Sept. 7-11, 2015

Writting and calling functions in R.

R Functions skeleton

Source : Hands-On Programming with R

  • The reserved word function is used to declare a function in R.
  • Followed by parenthesis containing the list of the formal argument or parameters. They are are a property of the function, whereas the actual or calling arguments can vary each time you call the function.
  • The statements within the curly braces form the body of the function (braces are optional if the body contains only a single expression).
  • This function object is bound to a name via the assignment operator.

R Functions skeleton

A simple example:

identity <- function(x = NULL) {
  x
}

identity
## function(x = NULL) {
##   x
## }
formals(identity)
## $x
## NULL
body(identity)
## {
##     x
## }

If you want to learn about a function and learn programming inspect experienced programmers code!

In RStudio, write gl() in the editor, place cursor on a function and press F2.
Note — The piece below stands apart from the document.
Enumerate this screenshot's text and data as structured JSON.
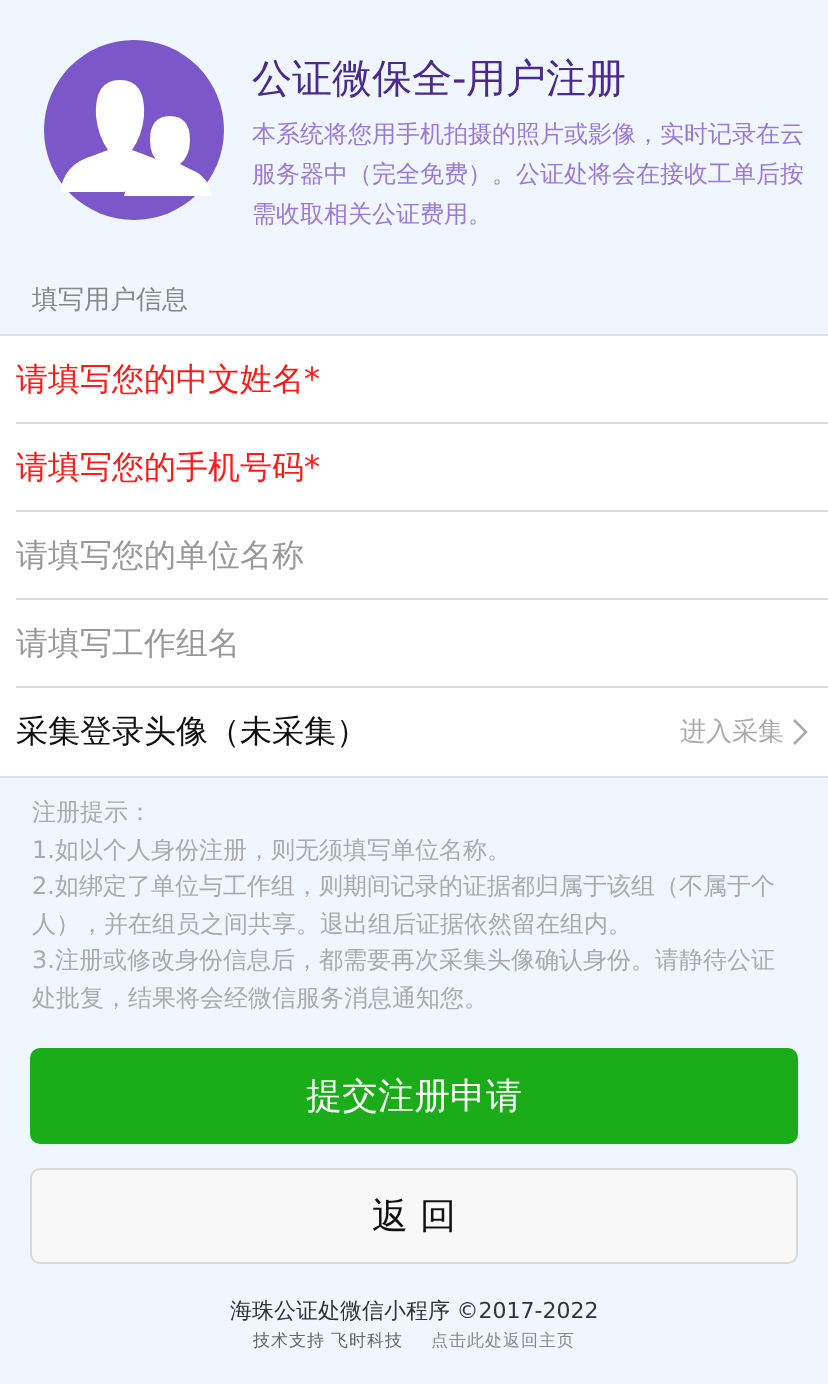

Can you figure out what it does?…

What happens is a function call

“To understand computations in R, two slogans are helpful:
- Everything that exists is an object.
- Everything that happens is a function call."
— John Chambers

Every operation in R is a function call, even the most unsuspected ones. For example:

x <- 1; y <- 3
x + y
## [1] 4
`+`(x, y)
## [1] 4

Also:

`<-`("a", 1) # actually assign() is more powerfull
a
## [1] 1

BTW, functions can return invisible values, which are not printed out by default when you call the function. The assign operator is one of them. You can force invisible values to be printed to the screen by enclosing them in between parenthesis:

a <- 2 # nothing is printed
(a <- 2)
## [1] 2

However the fact that assignment returns the assigned value allows to use it in constructs such as:

rm(x) # removing previous instance of object x
exists("x") # make sure x does not exist anymore
## [1] FALSE
y <- mean(x <- round(runif(4, max = 10)))
x
## [1]  2 10  5  4

Even when you type a variable name in the interpreter and press enter, you actually run a function:

eval(a)
## [1] 2
a
## [1] 2

A function call


Source: Advanced R

h <- function(x) {
  a <- 2
  x + a
}
h(x = 1)
## [1] 3
  • create a runtime or execution environment, a sort of cocoon.
  • a set of variables is created by associating the names (the tags) of the formal parameters to values of the call arguments.
  • R function arguments are only evaluated (in the calling environment) when they’re actually used: lazy evaluation
  • The code is executed within the runtime/execution environment.
  • When the function stops because it returns or for other reasons (errors), what is inside this coccon is lost unless something is done to explicitly export objects outside or modify external objects.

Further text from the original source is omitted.